I use default qat qconfig for my model: qconfig_mapping = get_default_qat_qconfig_mapping("x86")
after I prepare model with the config model.backbone = prepare_qat_fx(model.backbone, qconfig_mapping, example_inputs)
I see that for my first layer per_channel_symmetric is going to be applied.
this is still per_channel_symmetric, it’s just in quantized tensors we don’t use it and convert it to per_channel_affine to simplify the kernel support (so you don’t have operation between per_channel_affine and per_channel_symmetric tensors etc.)
yes, it does. thanks for that but maybe you can have some ideas about the further problem.
I have custom architecture (object detection) and passing it completely to prepare_fx throws Exceptions due to non-traceable nature some of the operations so I decided to quantize only backbone (classic timm feature extractor) and the only way I found how achieve this is like that: model.backbone = prepare_fx(model.backbone)
after every training epoch I do validation on converted model:
and the performance of the model seems to be very low.

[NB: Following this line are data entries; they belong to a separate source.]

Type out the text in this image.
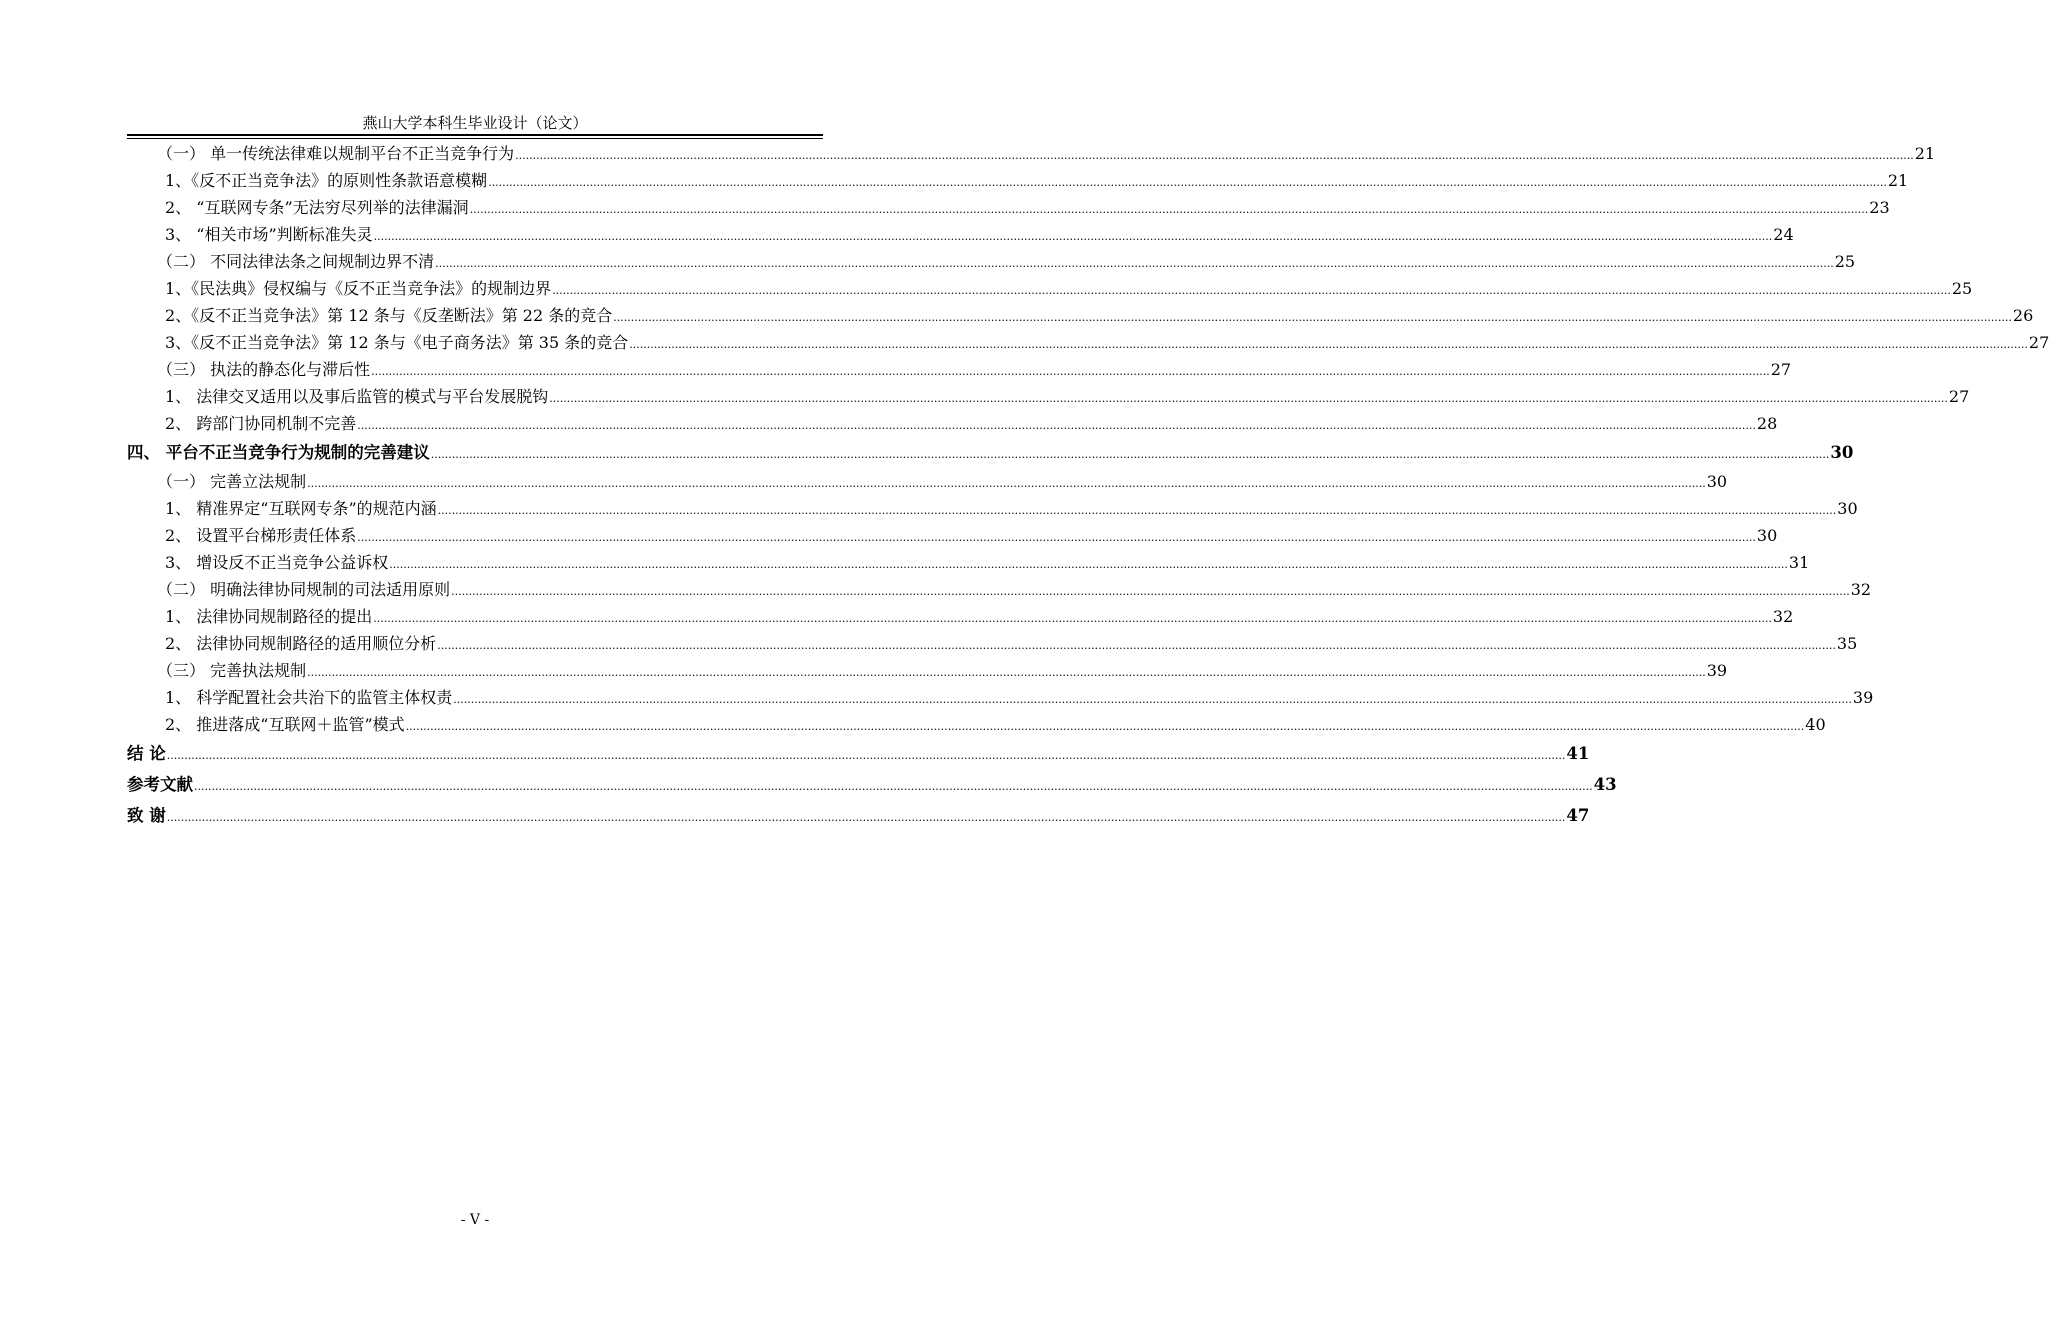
燕山大学本科生毕业设计（论文）
（一） 单一传统法律难以规制平台不正当竞争行为 ................................................................................................................................................................................................................................................................................................................................................................................................................ 21
1、《反不正当竞争法》的原则性条款语意模糊 ................................................................................................................................................................................................................................................................................................................................................................................................................ 21
2、 “互联网专条”无法穷尽列举的法律漏洞 ................................................................................................................................................................................................................................................................................................................................................................................................................ 23
3、 “相关市场”判断标准失灵 ................................................................................................................................................................................................................................................................................................................................................................................................................ 24
（二） 不同法律法条之间规制边界不清 ................................................................................................................................................................................................................................................................................................................................................................................................................ 25
1、《民法典》侵权编与《反不正当竞争法》的规制边界 ................................................................................................................................................................................................................................................................................................................................................................................................................ 25
2、《反不正当竞争法》第 12 条与《反垄断法》第 22 条的竞合 ................................................................................................................................................................................................................................................................................................................................................................................................................ 26
3、《反不正当竞争法》第 12 条与《电子商务法》第 35 条的竞合 ................................................................................................................................................................................................................................................................................................................................................................................................................ 27
（三） 执法的静态化与滞后性 ................................................................................................................................................................................................................................................................................................................................................................................................................ 27
1、 法律交叉适用以及事后监管的模式与平台发展脱钩 ................................................................................................................................................................................................................................................................................................................................................................................................................ 27
2、 跨部门协同机制不完善 ................................................................................................................................................................................................................................................................................................................................................................................................................ 28
四、 平台不正当竞争行为规制的完善建议 ................................................................................................................................................................................................................................................................................................................................................................................................................ 30
（一） 完善立法规制 ................................................................................................................................................................................................................................................................................................................................................................................................................ 30
1、 精准界定“互联网专条”的规范内涵 ................................................................................................................................................................................................................................................................................................................................................................................................................ 30
2、 设置平台梯形责任体系 ................................................................................................................................................................................................................................................................................................................................................................................................................ 30
3、 增设反不正当竞争公益诉权 ................................................................................................................................................................................................................................................................................................................................................................................................................ 31
（二） 明确法律协同规制的司法适用原则 ................................................................................................................................................................................................................................................................................................................................................................................................................ 32
1、 法律协同规制路径的提出 ................................................................................................................................................................................................................................................................................................................................................................................................................ 32
2、 法律协同规制路径的适用顺位分析 ................................................................................................................................................................................................................................................................................................................................................................................................................ 35
（三） 完善执法规制 ................................................................................................................................................................................................................................................................................................................................................................................................................ 39
1、 科学配置社会共治下的监管主体权责 ................................................................................................................................................................................................................................................................................................................................................................................................................ 39
2、 推进落成“互联网＋监管”模式 ................................................................................................................................................................................................................................................................................................................................................................................................................ 40
结 论 ................................................................................................................................................................................................................................................................................................................................................................................................................ 41
参考文献 ................................................................................................................................................................................................................................................................................................................................................................................................................ 43
致 谢 ................................................................................................................................................................................................................................................................................................................................................................................................................ 47
- V -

So maybe you have some ideas about the point such as:
maybe there’s more preferred way of ignoring submodules from quantization (I tried setting None as qconfig for different modules but that doesn’t work because anyway the whole module that is passed to prepare_fx is going to be traced);
maybe I need to do smth additionally along with my direct backbone substitution;
and one more not directly related question:
is there only int8 quantization precision mode available?